Gerbie 1.. He was a "save" from the pet store.. He'd been returned, the others they threw him in with attacked him, so I bought him for $3 to save him from dying or being bought for nefarious reasons. He currently is alone but awaiting a buddy from a local breeder's next litter.





One of the black boys (there are two black brothers named Fred and George, then the siamese brother).

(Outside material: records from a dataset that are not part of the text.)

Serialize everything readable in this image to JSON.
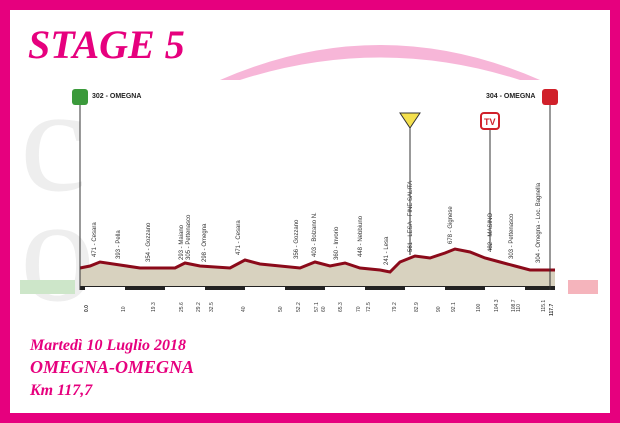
{
  "header": {
    "title": "STAGE 5"
  },
  "profile": {
    "start_label": "302 - OMEGNA",
    "end_label": "304 - OMEGNA",
    "waypoints": [
      "471 - Cesara",
      "393 - Pella",
      "354 - Gozzano",
      "293 - Maiano",
      "305 - Pettenasco",
      "298 - Omegna",
      "471 - Cesara",
      "356 - Gozzano",
      "403 - Bolzano N.",
      "360 - Invorio",
      "448 - Nebbiuno",
      "241 - Lesa",
      "561 - LESA - FINE SALITA",
      "678 - Gignese",
      "482 - MASINO",
      "303 - Pettenasco",
      "304 - Omegna - Loc. Bagnella"
    ],
    "start_km": "0.0",
    "end_km": "117.7",
    "km_labels": [
      "10",
      "19.3",
      "25.6",
      "29.2",
      "32.5",
      "40",
      "50",
      "52.2",
      "57.1",
      "60",
      "65.3",
      "70",
      "72.5",
      "79.2",
      "82.9",
      "90",
      "92.1",
      "100",
      "104.3",
      "108.7",
      "110",
      "115.1"
    ]
  },
  "footer": {
    "date": "Martedì 10 Luglio 2018",
    "route": "OMEGNA-OMEGNA",
    "distance": "Km 117,7"
  }
}
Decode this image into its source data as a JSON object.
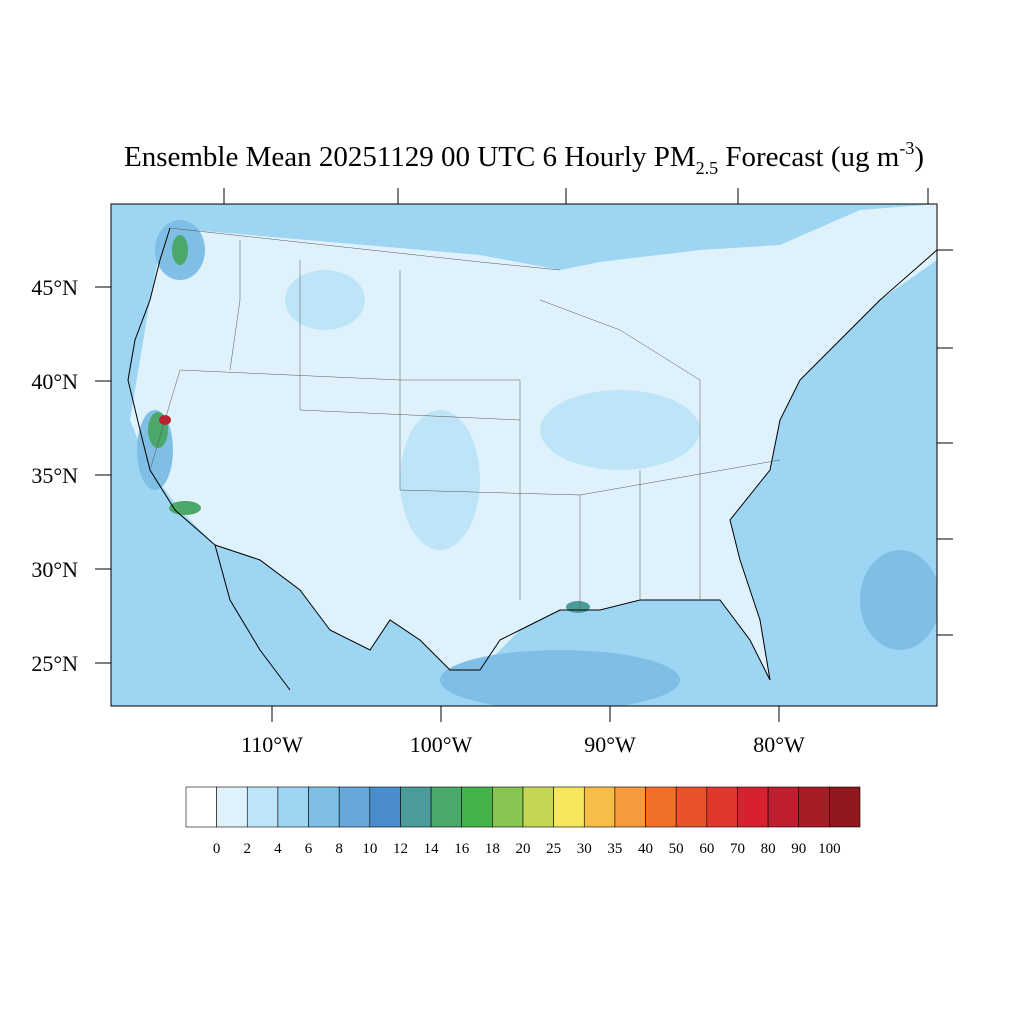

I apologize in advance for blurred pictures... anyone that knows gerbils and camera phones know that they don't make for crisp pictures 





Siamese boy "Percy" eating an apple chip





Siamese boy (again)





Other black boy (can't tell the 2 apart!)





That's all, other than Rosie the tort!


----------



## RosieRedfoot (Nov 2, 2012)

Well, all but the orange gerbil have passed due to a mite infestation that was underlying and blossomed in a 24 hour period, causing anemia and hypothermia which lead to their deaths... I feel bad about it  Treating the remaining gerbil and preventatively treating the rabbits. 

RIP Gerbies


----------



## jaizei (Nov 2, 2012)




----------



## TuRtLE1924 (Nov 2, 2012)

You have a beautiful family! I am so sorry for your loss and hope the rest will be okay


----------



## RosieRedfoot (Nov 5, 2012)

So far all others are fine and show no signs of parasites or illness. My boyfriend said I can have replacement gerbies (plus the one left will be alone by himself and might possibly get depressed) and the breeder I know will have some boy babies available in about a month-ish when the worry of re-infestation is over. 

I may also be getting a pair of baby boy rats (as a belated birthday present) in late Nov/early Dec since I've been missing having rats for quite some time and finally located a good breeder who has my dream color... 

I used to rescue and breed gerbils, so sadly I've become used to losing them after only a few short years, I just hate it when they pass sooner than they're supposed to or because of a potentially preventable thing..


----------